Not everyone was in support of the bill, and some — including 13-year-old Lucy Loewen — said the benefits of social media can outweigh the downside. Lucy said teenagers can use social media to connect with friends and that those connections can help them deal with depression and suicidal thoughts.
"Will this really be creating responsible teenagers and adults if the government is just taking over and not letting us choose for ourselves?" she asked the committee. "We want to stop government intervention, so why would we let the government control our lives?"
Caden Rosenbaum, with the Libertas Institute, argued that the bill would actually cause more harm to children by requiring social media companies to collect personal information from their parents.
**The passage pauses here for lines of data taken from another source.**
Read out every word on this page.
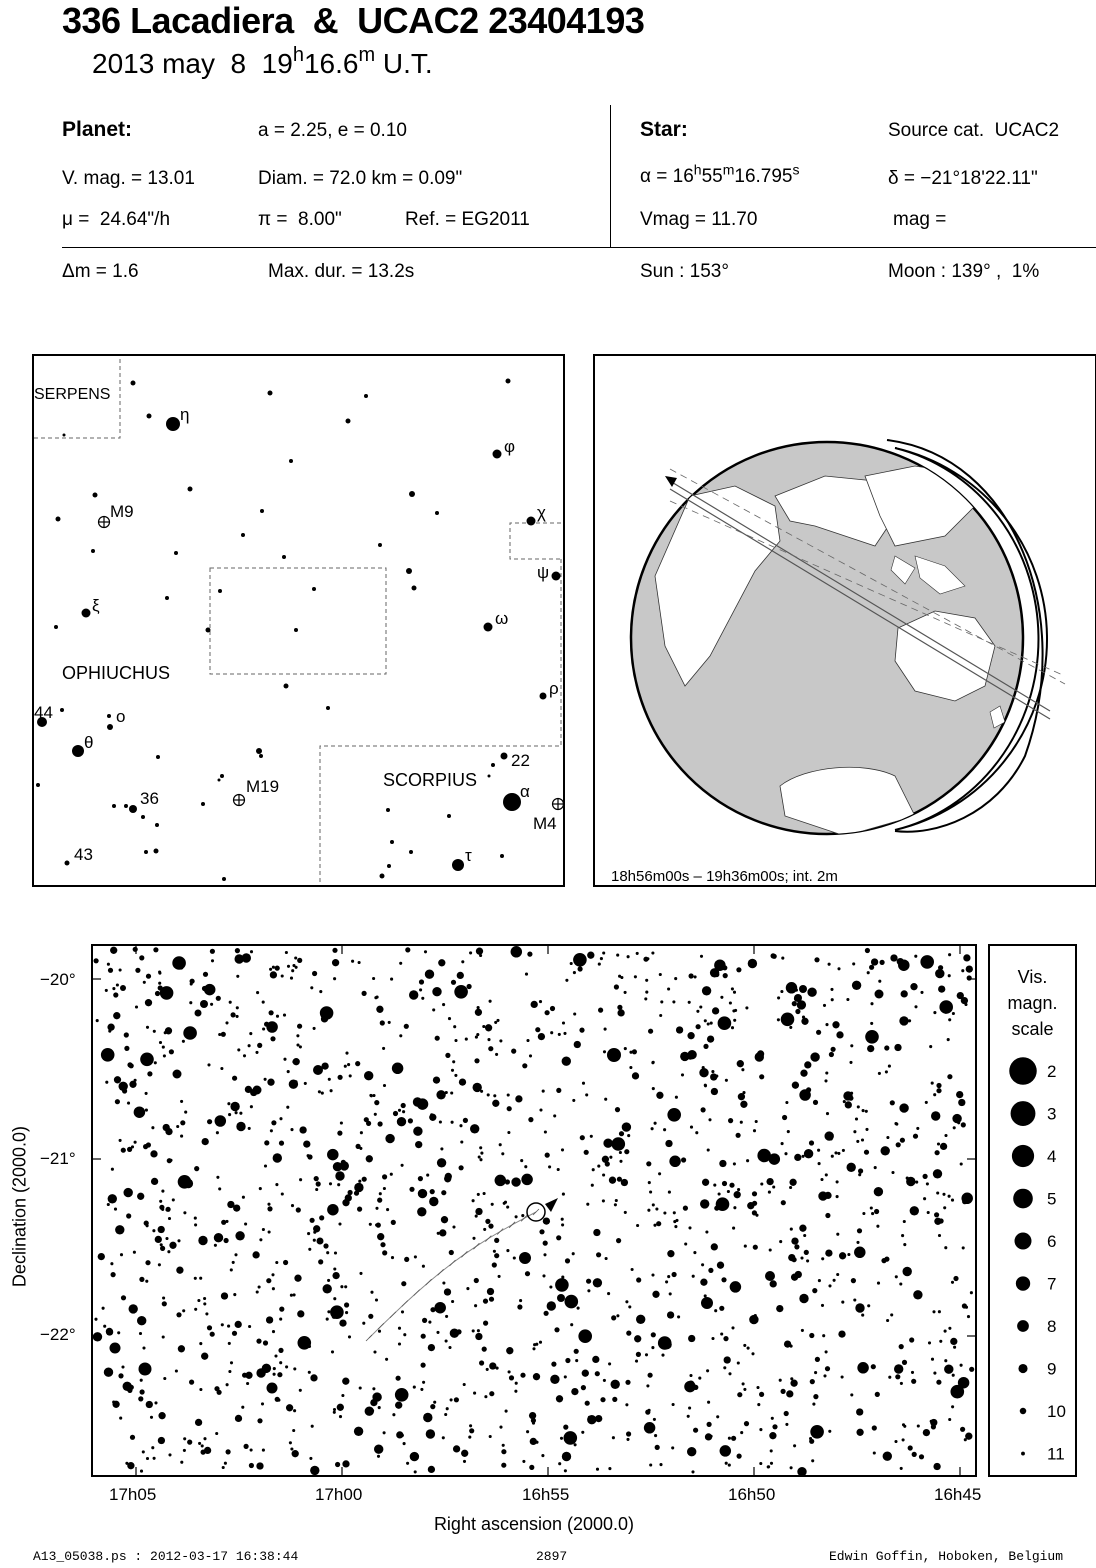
336 Lacadiera  &  UCAC2 23404193
2013 may  8  19$^h$16.6$^m$ U.T.
Planet:	a = 2.25, e = 0.10
V. mag. = 13.01	Diam. = 72.0 km = 0.09"
μ =  24.64"/h	π =  8.00"	Ref. = EG2011
Star:	Source cat.  UCAC2
$\alpha = 16^h55^m16.795^s$	δ = −21°18'22.11"
Vmag = 11.70	mag =
Δm = 1.6	Max. dur. = 13.2s	Sun : 153°	Moon : 139° ,  1%
SERPENS
OPHIUCHUS
SCORPIUS
η
φ
χ
ψ
ω
ξ
ρ
o
θ
α
τ
44
36
43
22
M9
M19
M4
18h56m00s – 19h36m00s; int. 2m
−20°
−21°
−22°
Declination (2000.0)
17h05	17h00	16h55	16h50	16h45
Right ascension (2000.0)
Vis.
magn.
scale
2
3
4
5
6
7
8
9
10
11
A13_05038.ps : 2012-03-17 16:38:44	2897	Edwin Goffin, Hoboken, Belgium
"That kind of data in the hands of any company really is dangerous, because it's not a matter of if it will be breached; it's a matter of when," he said. "When that kind of information goes on the dark web, it becomes a real danger to children to have their age and home address (online)."
McKell argued that it's nothing new, given that millions of Americans voluntarily give up their information to join dating websites or for online gambling.
McKell said his bill would require every adult in Utah to submit age verification in order to use social media, and clarified that social media companies wouldn't collect age information from children. Instead, minor accounts would need to be associated with a verified adult account.
SB152 ultimately passed out of the Senate Business and Labor Committee favorably, but McKell said he plans to continue to work on the bill with stakeholders to massage some of the concerns about privacy.
The bill will now head to the Senate floor for further consideration.
During a daily press availability, Senate President Stuart Adams, R-Layton, said Senate leaders haven't had a chance to discuss McKell's bill but said the platforms are "causing some social and mental health issues" for children and teens, especially when it comes to self-esteem. Adams signaled he would be open to requiring companies to provide better parental controls because it can be nearly impossible for parents to enforce household rules against social media use.
"It may be hard to believe that I was a teenager once ... but we know kids: They don't always follow what their parents do, especially when the parents aren't around," he said. "And there needs to be a backstop for the parents."
Rep. Jordan Teuscher, R-South Jordan, is the co-sponsor of McKell's bill and is running a separate bill that would completely ban those under the age of 16 from joining social media platforms and require parental consent for those between ages 16 and 18. Teuscher's bill, HB311, was made public on Friday and has yet to be assigned to a committee.
HB270, sponsored by Rep. Trevor Lee, R-Layton, would ban cellphones and smartwatches from K-12 classrooms.